For a nursing home the decision usually comes down to one comparison: the price of the tool against the cost of a single month of unnecessary rentals. A barcode app is cheaper on paper, but a catalog that drifts does not catch the rental that keeps billing. Norra is priced to sit inside an operating budget an administrator can sign for, and built to remove the waste that dwarfs it. If you want to see your own equipment on a live map, start with a single-facility pilot at norra.io.

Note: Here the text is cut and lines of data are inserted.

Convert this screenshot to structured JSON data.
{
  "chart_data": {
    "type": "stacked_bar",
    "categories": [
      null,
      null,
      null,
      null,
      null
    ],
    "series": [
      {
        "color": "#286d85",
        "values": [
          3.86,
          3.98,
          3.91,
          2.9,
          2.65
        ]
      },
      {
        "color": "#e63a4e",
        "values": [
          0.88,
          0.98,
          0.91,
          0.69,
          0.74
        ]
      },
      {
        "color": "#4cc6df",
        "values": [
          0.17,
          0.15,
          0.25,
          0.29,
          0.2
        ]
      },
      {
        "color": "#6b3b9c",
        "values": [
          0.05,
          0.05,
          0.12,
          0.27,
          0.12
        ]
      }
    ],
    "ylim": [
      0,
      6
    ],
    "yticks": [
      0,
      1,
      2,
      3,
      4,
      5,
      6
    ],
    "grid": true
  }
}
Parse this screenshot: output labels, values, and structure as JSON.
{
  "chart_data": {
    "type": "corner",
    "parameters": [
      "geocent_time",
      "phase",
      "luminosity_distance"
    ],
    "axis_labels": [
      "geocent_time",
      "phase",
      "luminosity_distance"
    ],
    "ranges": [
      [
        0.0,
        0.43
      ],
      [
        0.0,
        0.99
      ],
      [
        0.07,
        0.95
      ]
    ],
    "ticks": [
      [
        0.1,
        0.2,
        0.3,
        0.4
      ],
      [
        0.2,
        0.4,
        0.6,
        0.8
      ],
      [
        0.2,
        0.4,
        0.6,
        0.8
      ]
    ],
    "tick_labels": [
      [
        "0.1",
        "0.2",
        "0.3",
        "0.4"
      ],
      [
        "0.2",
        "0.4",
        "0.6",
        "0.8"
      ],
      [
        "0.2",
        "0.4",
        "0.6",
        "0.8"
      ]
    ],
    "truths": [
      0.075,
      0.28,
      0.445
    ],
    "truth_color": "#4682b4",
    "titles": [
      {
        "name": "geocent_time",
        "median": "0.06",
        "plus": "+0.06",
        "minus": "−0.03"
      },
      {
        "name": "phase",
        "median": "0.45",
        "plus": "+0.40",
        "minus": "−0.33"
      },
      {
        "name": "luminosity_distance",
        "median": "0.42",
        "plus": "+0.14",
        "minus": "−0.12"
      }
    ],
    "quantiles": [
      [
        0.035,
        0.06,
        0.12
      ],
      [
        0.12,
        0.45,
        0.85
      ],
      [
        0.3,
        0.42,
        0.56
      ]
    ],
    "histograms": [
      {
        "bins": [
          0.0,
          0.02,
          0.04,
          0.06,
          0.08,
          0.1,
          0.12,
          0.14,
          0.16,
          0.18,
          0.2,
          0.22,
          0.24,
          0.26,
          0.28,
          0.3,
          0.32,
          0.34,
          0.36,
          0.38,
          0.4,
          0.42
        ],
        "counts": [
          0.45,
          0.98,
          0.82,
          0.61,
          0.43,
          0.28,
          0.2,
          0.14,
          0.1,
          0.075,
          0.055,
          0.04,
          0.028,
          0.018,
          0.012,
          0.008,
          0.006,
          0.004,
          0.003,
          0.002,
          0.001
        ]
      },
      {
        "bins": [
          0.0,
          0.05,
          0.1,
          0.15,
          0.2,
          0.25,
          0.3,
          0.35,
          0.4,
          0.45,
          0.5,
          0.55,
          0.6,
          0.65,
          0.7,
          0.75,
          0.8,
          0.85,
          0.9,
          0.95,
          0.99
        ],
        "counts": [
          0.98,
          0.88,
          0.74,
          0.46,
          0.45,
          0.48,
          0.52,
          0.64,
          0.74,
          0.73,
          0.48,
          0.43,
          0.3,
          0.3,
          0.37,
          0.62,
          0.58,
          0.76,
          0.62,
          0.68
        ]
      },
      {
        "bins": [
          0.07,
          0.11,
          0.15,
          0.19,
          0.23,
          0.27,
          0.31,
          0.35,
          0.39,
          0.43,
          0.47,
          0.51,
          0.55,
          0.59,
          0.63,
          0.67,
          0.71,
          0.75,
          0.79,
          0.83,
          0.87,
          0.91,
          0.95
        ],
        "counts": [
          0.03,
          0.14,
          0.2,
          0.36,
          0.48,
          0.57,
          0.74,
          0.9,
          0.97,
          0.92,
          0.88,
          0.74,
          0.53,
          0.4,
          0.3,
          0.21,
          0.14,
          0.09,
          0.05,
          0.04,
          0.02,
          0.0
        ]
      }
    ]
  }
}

Frequently asked questions

Is there an equipment tracking system for a nursing home under $10,000 a year?+

Yes, a few. Barcode apps like Sortly and Asset Panda sit well under $10,000 a year by list price, but staff have to scan every item on every move, so accuracy fades fast on a busy floor. Norra is built for SNF operating budgets, a fraction of the cost of traditional hospital RTLS, with no upfront capital cost and no six-figure install. Most operators weigh whichever option against what one month of unnecessary rentals costs them.

Can a nursing home administrator approve Norra without a capital committee?+

In most cases, yes. Norra is an operating expense, not a capital install with a six-figure upfront number, so it clears the operating budget instead of routing to a regional or corporate capital approver. It is structured to land inside the discretionary authority an administrator already carries.

Do staff have to scan equipment with Norra?+

No. Staff never scan anything. The tags report location automatically through plug-in gateways, so the map stays current with no added work. Barcode apps like Sortly and Asset Panda only update when someone scans, which is the first task busy nursing staff drop.

Are barcode apps like Sortly and Asset Panda good enough for a nursing home?+

They are good enough to build a cheap catalog, and that is a real strength on a tight budget. They are not good enough to trust for live location, because they only know where an item was last scanned, and scanning every move is exactly what short-staffed floors stop doing. Within weeks the data drifts, and the rentals you are trying to catch slip through.

Does Norra integrate with MatrixCare?+

Yes. Norra is a MatrixCare marketplace partner with a live integration, and it works alongside any EHR. Your clinical system stays the system of record for residents; Norra is the system of record for equipment.

How proven is Norra as a vendor?+

Norra is backed by Y Combinator, is a MatrixCare marketplace partner with a live integration, and is proven across a six-facility New York SNF network. Published results from that network: equipment spending cut by 70 percent, over 1,100 staff hours saved per year, and zero unnecessary rentals after deployment (Source: Norra network deployment data, 2026).

Last updated January 28, 2026. We review this article as regulations and market pricing change.